For the first few years, I tape recorded many of our phone calls to capture Adam’s gravelly voice and hold onto him a little longer. Eventually, replaying the tapes became a too painful reminder of how much I missed him. After hanging up, I usually cried from a deep sense of loss. Two years into his odyssey, Adam informed us in one of these calls that he was ready to buy a black hat and black jacket. He already had a full beard. My stomach cramped at hearing those dreaded words. Had I lost my son to a sexist 19th century society? What if he would no longer let me hug and kiss him?

 

Three months later, I had trouble finding him at the Tel Aviv airport among all the other Chassidic men. After I ran into his arms and finally stopped sobbing, I was relieved to detect his one dimple peeking out just above his beard. “It could be worse,” my husband and I tried to console ourselves, Adam could be a Moonie, a drug dealer or an unscrupulous businessman.

 

Rarely do I stop searching for clues to his becoming traditionally orthodox, or a “Torah observing Jew,” as he would say. I struggle to identify the mistakes I made as a mother. Could it be that our crime was living in a predominantly Christian town that holds elections on Saturdays, the Jewish Sabbath? Were we wrong to move there hoping to instill in Adam and his sister respect for people from different backgrounds? “Part of the reason I’ve always felt very Jewish is that there weren’t many other Jewish kids in school,” Adam tells us now when we interrogate him about why he became a Lubavitcher. Were we too strict with him so that he needs the comfort of all the rules of the Chassidim? Were we too lenient?

 

Had I lost my son to a sexist 19th century society?

 

In the last couple of years, I’ve stopped crying after the phone calls and have started to see Adam’s spiritual journey through another lens. Could Sister Senga be right that G-d is calling my son? Could G-d also be calling me, in a way that I can hear, I’ve begun to wonder. Adam has taught me about some of the beauty of Jewish philosophy and moral precepts, things I never learned in Sunday school, and would never have sought out. He has helped me feel more Jewish. I’ve given up shellfish and try to buy kosher meat.

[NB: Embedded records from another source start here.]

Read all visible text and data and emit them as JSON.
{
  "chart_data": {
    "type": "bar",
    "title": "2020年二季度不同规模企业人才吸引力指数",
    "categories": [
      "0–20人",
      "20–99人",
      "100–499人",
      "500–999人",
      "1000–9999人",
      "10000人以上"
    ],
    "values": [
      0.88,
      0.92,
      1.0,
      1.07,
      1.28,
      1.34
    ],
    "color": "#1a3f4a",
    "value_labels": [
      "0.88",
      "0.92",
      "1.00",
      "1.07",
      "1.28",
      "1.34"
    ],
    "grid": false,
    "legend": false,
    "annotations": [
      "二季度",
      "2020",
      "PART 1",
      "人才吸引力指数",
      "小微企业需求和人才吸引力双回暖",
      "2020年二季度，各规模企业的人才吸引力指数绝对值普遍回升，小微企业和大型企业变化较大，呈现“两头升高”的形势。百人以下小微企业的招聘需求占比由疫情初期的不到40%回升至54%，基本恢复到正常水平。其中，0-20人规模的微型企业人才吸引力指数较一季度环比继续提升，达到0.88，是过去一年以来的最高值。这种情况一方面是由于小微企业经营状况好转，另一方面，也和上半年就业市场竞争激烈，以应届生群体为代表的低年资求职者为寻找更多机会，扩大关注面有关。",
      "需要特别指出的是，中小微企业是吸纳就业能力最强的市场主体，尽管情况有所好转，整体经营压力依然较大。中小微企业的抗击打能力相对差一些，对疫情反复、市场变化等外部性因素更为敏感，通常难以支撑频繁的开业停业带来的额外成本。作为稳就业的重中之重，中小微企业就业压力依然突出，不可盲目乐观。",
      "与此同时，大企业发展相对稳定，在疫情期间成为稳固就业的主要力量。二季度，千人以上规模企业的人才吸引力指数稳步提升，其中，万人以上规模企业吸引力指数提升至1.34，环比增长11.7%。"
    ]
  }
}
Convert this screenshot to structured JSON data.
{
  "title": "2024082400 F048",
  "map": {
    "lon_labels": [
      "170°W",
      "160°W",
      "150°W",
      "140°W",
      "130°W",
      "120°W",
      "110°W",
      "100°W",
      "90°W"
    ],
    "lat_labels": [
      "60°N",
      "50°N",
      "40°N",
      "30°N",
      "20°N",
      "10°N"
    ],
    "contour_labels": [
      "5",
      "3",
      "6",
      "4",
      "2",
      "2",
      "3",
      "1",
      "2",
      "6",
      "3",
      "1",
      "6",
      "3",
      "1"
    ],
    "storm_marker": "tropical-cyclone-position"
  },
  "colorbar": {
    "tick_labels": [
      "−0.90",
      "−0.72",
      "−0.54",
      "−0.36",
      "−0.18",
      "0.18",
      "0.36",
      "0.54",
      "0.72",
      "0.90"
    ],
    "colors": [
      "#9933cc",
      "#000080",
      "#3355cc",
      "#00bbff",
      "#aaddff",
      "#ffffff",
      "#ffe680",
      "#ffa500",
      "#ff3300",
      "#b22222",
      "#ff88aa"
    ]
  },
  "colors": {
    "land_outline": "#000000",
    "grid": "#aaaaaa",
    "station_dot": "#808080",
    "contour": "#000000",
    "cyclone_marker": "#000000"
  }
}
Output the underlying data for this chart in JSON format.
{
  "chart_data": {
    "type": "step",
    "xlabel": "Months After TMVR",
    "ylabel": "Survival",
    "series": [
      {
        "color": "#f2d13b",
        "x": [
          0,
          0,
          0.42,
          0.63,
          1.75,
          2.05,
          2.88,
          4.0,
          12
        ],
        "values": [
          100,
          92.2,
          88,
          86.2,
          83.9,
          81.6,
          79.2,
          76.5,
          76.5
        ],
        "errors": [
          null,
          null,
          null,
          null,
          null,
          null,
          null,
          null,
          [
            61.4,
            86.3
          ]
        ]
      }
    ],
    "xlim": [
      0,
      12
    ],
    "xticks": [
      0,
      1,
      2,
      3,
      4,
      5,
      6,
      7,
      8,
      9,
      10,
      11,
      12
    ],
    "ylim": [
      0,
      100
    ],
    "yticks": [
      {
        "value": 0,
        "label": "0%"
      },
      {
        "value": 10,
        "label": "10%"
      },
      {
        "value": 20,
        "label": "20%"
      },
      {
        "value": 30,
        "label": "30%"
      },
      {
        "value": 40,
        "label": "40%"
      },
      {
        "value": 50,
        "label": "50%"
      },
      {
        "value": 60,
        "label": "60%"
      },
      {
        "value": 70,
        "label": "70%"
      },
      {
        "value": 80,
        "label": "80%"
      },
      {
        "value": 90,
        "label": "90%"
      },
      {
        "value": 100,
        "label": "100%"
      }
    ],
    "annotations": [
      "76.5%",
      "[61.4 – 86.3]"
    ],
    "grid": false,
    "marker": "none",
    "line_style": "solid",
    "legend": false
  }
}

But, I’ve also given up ever going to a movie again with Adam and dropping in to any restaurant that catches my eye during a family outing, as well as many other activities we’ll never do together again.

 

Still, on Friday afternoons I remember the Sabbath, sometimes light candles and even consider going to synagogue. I am grateful to Adam for pulling me on to what seems to have become my own spiritual journey. Perhaps it was beshert, another new word Adam has taught us, which I now know means part of G-d’s plan.